- On the same day that Jeb Bush unveiled his education agenda, thousands of families in his home state marched in Tallahassee to support some of the very school choice programs he championed in office. The first-of-its-kind Florida Tax Credit Scholarship program, which helps generate funding for poor children to attend the private schools of their choice, has recently been contested in court by Florida Education Association (the state’s largest teachers’ union). In protest against the lawsuit, swarms of students, parents, and educators from charter schools made their voices heard. The most persuasive speaker of all, however, was none other than Martin Luther King III. “What choice does,” said the son of the civil rights icon, “is essentially create options, particularly for poor and working families that they would not necessarily normally have.” We couldn’t have put it better ourselves.

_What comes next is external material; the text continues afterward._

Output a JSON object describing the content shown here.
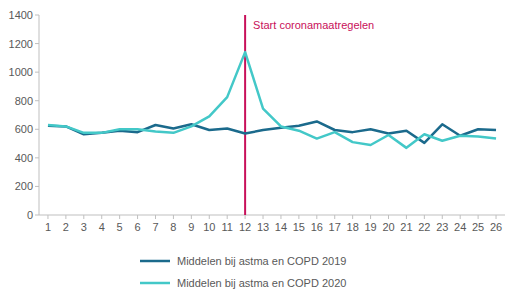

- Useful policy ideas don’t spring only from the campaign trail, or from earnest direct action. (To be honest, they almost never come from the campaign trail.) This week, the Council of Chief State School Officers opened an important new front in the war to close America’s skills gap. In partnership with the National Association of State Directors of Career Technical Education Consortium, the chiefs are helping to conduct a $35 million grant project aimed at seeding new career and technical education programs. Underwritten by banking giant JPMorgan Chase, the initiative will award prizes between $100,000 and $2 million to states that develop meaningful pathways for students to attain well-paying jobs in fields like medicine, IT, and manufacturing. Winning states will incorporate input from their local employers and emphasize career readiness heavily in their school accountability systems. The competition is a great example of policy craftsmanship through teamwork, and states should position themselves to take advantage of a privately financed windfall in the name of the public good.
- By a whole variety of measures, the United States doesn’t do a good enough job training its teachers. Huge numbers of our newest educators enter the profession with too few hours of classroom training and pathetically inadequate content knowledge of the subject they’ll be teaching. To remedy the situation, experts are now searching overseas for examples. The National Center on Education and the Economy has recently released two reports looking closely at school systems in Shanghai, Hong Kong, Singapore, and British Columbia, all of which earn high marks on international measures of student achievement. The organization’s recommendation is, basically, to rip those guys off: emulate their practice of exposing prospective instructors to much more in-class practice and assigning “master teachers” the task of bringing along newer cohorts. The prescriptions are compelling, but stateside scholars need to be very careful about grafting foreign approaches atop our own context. The combined populations of those four jurisdictions would add up to just one (large) U.S. state, and their cultures and political systems differ drastically from our own. There’s nothing wrong with studying success—or going your own way.